[0.69] Stop using /fp:strict to build yoga.cpp (#10179)

* Stop using /fp:strict to build yoga.cpp (#8725)

* Stop compiling yoga.cpp with /fp:strict. Doing so caused layout issues
if Yoga code ran with the processor's rounding mode set to round down,
due to NAN being defined in math.h as:
```
(float)(INFINITY * 0.0f)
```
Which macro-expands to:
```
(float)(((float)(1e+300 * 1e+300)) * 0.0f)
```
Which evaluates as follows:
```
(float)(((float)(inf.double)) * 0.0f)
(float)(FLT_MAX * 0.0f) // Casting an infinite double to a float yields
                        // FLT_MAX!
(float)0.0f
```

Oops. Also, /fp:strict is slightly more pessimistic & slower... not that
anyone should be running Yoga layout in a tight loop or anything! But
free perf is always nice.

I manually inspected the disassembly code that was identified as causing
#4122, and I did
not find any issues anymore.

Unfortunately, while the exact issue tracked by #4122 was fixed, it turned out that different code was still compiling incorrectly. It appears that recent versions of MSVC are generating bad code when compiling Yoga's `CompactValue` class; specifically, it seems that the undefined behavior in `CompactValue::isUndefined()` is leading to bad codegen. That method has undefined behavior because it accesses two members of a union, one a `float`, the other a `uint32_t`, only one of which can be active. The resulting bad codegen in MSVC is that (on amd64; I did not test other architectures), when `isUndefined()` calls `isnan()` on the `float` union member, the compiler emits code to do a `ucomiss` between an XMM register containing the union member and another XMM register whose contents are indeterminate (they're whatever the caller happens to have left behind in the XMM register). Oops!  The effect is that, sometimes, paddings and borders are ignored.

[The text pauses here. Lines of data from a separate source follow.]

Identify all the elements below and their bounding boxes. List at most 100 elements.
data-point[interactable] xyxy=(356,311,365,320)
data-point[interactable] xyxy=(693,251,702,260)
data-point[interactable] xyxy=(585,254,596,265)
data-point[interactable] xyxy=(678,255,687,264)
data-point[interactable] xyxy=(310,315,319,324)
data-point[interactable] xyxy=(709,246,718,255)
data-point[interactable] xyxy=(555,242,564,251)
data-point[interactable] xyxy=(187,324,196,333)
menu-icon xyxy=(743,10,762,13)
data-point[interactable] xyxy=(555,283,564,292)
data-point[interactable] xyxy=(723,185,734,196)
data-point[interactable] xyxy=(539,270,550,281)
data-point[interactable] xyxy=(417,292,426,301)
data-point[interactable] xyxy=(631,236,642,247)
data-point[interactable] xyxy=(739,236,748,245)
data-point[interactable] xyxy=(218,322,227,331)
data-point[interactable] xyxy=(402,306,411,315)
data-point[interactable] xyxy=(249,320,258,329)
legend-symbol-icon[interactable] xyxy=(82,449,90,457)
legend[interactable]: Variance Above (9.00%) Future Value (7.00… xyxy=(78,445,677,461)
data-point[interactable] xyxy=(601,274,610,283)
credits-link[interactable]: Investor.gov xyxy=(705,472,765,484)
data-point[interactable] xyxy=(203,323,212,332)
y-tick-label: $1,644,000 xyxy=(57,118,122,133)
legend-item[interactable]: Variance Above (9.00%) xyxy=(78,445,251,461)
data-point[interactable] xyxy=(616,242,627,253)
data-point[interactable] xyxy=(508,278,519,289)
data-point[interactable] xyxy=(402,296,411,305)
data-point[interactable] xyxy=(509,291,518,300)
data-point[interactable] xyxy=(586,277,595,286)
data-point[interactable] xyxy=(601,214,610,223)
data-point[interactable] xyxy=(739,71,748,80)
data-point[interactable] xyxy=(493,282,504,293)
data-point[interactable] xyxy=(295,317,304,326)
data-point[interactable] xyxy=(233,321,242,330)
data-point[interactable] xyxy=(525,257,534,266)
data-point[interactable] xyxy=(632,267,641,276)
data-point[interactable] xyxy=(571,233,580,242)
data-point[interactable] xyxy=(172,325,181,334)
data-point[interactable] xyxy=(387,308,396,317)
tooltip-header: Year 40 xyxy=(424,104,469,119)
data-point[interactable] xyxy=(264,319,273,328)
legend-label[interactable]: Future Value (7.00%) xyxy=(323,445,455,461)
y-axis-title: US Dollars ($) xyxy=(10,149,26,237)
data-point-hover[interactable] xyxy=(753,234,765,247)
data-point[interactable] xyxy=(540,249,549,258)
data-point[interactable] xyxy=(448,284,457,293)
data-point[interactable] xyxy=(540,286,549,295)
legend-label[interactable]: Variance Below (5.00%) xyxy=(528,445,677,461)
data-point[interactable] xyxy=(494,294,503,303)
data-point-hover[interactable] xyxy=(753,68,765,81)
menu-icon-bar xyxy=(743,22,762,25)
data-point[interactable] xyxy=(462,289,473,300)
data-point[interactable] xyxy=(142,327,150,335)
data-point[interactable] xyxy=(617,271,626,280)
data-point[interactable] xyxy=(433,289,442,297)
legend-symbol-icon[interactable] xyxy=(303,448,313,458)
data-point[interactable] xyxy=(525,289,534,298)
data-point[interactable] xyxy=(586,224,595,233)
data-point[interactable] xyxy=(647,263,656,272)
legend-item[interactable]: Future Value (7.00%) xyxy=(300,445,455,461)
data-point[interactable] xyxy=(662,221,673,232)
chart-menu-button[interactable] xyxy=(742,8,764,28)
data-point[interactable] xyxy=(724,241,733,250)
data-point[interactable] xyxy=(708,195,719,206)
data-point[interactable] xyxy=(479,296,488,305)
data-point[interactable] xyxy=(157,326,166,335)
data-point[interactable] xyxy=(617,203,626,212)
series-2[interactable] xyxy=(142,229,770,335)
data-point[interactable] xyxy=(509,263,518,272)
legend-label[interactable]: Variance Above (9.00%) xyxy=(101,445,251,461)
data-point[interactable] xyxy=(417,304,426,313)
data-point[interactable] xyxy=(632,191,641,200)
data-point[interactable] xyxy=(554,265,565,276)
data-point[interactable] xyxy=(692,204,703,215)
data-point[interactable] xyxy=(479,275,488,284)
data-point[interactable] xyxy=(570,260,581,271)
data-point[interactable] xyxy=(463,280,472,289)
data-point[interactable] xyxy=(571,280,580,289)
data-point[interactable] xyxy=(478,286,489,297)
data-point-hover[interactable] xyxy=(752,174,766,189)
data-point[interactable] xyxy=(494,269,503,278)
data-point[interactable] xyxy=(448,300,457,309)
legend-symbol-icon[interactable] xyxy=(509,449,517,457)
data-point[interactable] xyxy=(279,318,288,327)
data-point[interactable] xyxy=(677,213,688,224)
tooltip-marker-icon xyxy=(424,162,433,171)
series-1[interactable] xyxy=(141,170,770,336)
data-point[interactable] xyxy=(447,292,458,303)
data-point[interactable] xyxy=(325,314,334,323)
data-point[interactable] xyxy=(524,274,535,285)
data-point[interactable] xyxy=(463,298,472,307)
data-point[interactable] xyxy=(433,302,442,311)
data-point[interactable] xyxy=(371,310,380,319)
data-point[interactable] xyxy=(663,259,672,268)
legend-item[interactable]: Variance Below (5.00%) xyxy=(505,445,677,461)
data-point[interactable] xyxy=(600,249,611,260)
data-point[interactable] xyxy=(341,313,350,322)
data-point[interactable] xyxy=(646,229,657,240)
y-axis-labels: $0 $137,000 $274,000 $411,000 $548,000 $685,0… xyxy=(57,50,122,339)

We're reporting this bad codegen to the MSVC team, but at
the same time, we're going to put a fix into RNW, and also send a PR
to the Yoga team to, on platforms with C++20, use bit_cast, and
otherwise use the Officially Supported mechanism for type-punning of
using memcpy (which, I confirmed on godbolt, clang, GCC, and MSVC all
know to optimize down to a simple assignment).

* Remove YGValue.h, since the forked change to how YGUndefined is defined
is no longer needed.

* Add CompactValue.h to overrides.json

Co-authored-by: Danny van Velzen <dannyvv@microsoft.com>

* Update baseHash of CompactValue.h

* Make change type 'patch' instead of 'prerelease'

* Change files

* Revert "Update baseHash of CompactValue.h"

This reverts commit c11c602.

* One more time computing the baseHash...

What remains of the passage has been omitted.